Policja poszukuje zaginionej trzydziestoletniej psycholog Agnieszki Rutkowskiej. Zniknięcie kobiety zgłosili jej współpracownicy po tym, jak nie zjawiła się rano w pracy. Ostatnio widziano ją w okolicach domu handlowego przy ulicy Podwale. W imieniu rodziny zaginionej policja apeluje do wszystkich, którzy mogli mieć z nią kontakt, o zgłaszanie się do Komendy Wojewódzkiej Policji we Wrocławiu. Każda wskazówka może być cenna.

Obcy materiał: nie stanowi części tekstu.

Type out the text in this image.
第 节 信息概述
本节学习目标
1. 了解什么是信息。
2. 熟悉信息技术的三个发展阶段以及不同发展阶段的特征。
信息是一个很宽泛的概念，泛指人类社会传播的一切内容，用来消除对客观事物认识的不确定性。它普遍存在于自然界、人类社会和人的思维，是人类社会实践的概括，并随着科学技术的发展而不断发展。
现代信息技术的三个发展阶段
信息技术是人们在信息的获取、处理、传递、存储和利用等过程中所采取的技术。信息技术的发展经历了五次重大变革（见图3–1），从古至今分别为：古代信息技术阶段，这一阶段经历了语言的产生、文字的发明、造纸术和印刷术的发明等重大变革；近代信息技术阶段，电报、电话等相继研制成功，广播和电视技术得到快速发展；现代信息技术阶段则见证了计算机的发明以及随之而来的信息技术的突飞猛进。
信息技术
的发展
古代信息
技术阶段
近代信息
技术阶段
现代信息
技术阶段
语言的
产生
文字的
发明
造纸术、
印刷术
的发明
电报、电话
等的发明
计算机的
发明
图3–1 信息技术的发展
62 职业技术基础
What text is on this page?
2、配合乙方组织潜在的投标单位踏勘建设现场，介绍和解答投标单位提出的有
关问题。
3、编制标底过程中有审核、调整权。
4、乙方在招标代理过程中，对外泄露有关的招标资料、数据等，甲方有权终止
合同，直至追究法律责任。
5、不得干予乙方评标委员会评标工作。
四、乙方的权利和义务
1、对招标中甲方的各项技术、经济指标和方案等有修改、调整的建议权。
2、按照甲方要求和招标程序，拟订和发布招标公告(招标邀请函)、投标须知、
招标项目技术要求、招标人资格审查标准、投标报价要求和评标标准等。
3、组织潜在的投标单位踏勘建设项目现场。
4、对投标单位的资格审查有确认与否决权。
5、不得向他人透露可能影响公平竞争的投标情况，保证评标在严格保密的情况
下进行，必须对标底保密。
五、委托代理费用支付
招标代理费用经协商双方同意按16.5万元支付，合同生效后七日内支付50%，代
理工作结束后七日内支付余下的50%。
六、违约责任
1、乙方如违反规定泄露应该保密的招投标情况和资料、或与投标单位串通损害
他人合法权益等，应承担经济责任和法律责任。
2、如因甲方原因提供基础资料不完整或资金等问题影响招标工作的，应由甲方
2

Ina wpatrywała się w zdjęcie.
„Czy to możliwe?” – pomyślała. Z fotografii spoglądała na nią jej dawna koleżanka z klasy. Nigdy za sobą nie przepadały, a przynajmniej Ina unikała Agnieszki, oczywiście nie bez powodu. Pamiętała ją jako dziewczynę pretensjonalną, oziębłą i wyrachowaną, która lubiła się wywyższać. Błyskawicznie osądzała innych, lecz sama nigdy nie widziała swoich wad. Szydziła z Iny za specyficzny sposób ubierania się czy górnolotne wypowiedzi. Uwielbiała również rządzić, a Ina od zawsze miała awersję do szefów. Pewnie między innymi dlatego skończyła jako freelancerka. Agnieszka na zdjęciu w Internecie miała wyprostowane, starannie ułożone włosy i lekko się uśmiechała. Ubrana była w beżowy golf, a na jej palcu tkwił tandetny różowy pierścionek z jakimś napisem. Aby potwierdzić wyczytaną informację, Ina odwiedziła jeszcze policyjną stronę z bazą osób zaginionych.
Niemal od razu znalazła wpis: „Agnieszka Rutkowska, data zaginięcia: 30.08.2014”.